While I feel fortunate to enjoy the patronage of many publishers and authors, Mr. Sherry brings up the most relevant point. Very few outlets would be worth such bribes - or even close to it. Seriously, unless it was going to show up on Boing, Boing, or SlashDot, or Time Magazine it wouldn't even be worth it. They would be better off tiring to get Penny Arcade to mention it. The implications (as Hal observes) is not one of out-right bribes (which is a damning word in itself), but that reviewers are stupid and are duped by publishers who make them feel special by extending them advanced copies - a condition apparently one can only be immune to if you review for Strange Horizons.

What a load of shit.

The implication itself doesn't bother me (I see a lot of nonsensical shit on the net everyday), the fact that apparently they are so righteous it doesn't apply to them or any of their 'buddies' does. This chosen one platform - the wielders of truth and sensible reviewing - is a brand of thinking so far up their asses one can't help but notice the stench.

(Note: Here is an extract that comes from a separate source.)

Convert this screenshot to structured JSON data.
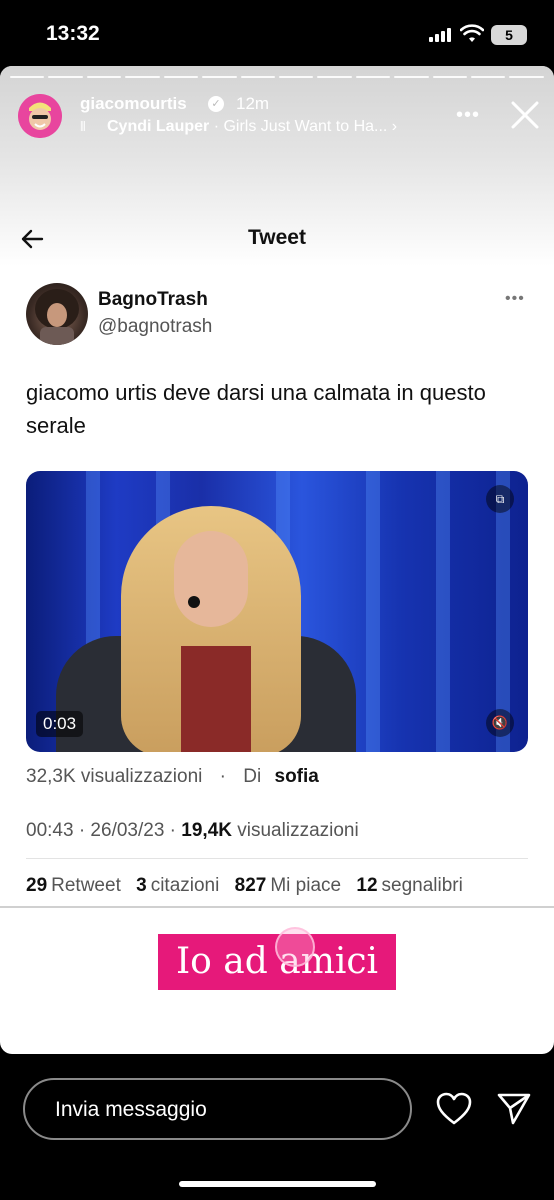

The only thing that has come out of this is that I have finally seen one person who doesn't like the Lynch book *claps* - how refined and pure of them.

Or maybe they are just stupid? Nah! That can't be possible!

Anonymous said...

Speaking of "Going too far"..

Perhaps everybody should calm down a bit.

Did Miss Morrison say anything to this controversy?
Did she repeat her accusations?
Are these accusations typical for the people at Strange Horizons?
Because as far as I can see, Miss Morrison posted exactly 2 reviews on that side, no editorials, no columns.

So all this is based on one sentence in one review..which was most likely meant as a (bad) joke and is probably also seen by most people as a (bad) joke - if they pay attention to it at all.

So, I guess, the best solution would be to simple ignore her statement, otherwise you give it only more importance as it deserves ;)

MW said...

I'm just glad someone else thinks Terry Goodkind is crap.

Anonymous said...

I thought the original review by Morrison was fairly accurate in critique. I say this having read the book before reading the review.

Anonymous said...

Currently reading the lies of Locke lamora!!! Best book I've read since conn iggulden's genghis khan series... Picked it up two days ago and almost finished.. Heading out to get book two... And cash my bribe cheque... Wahey!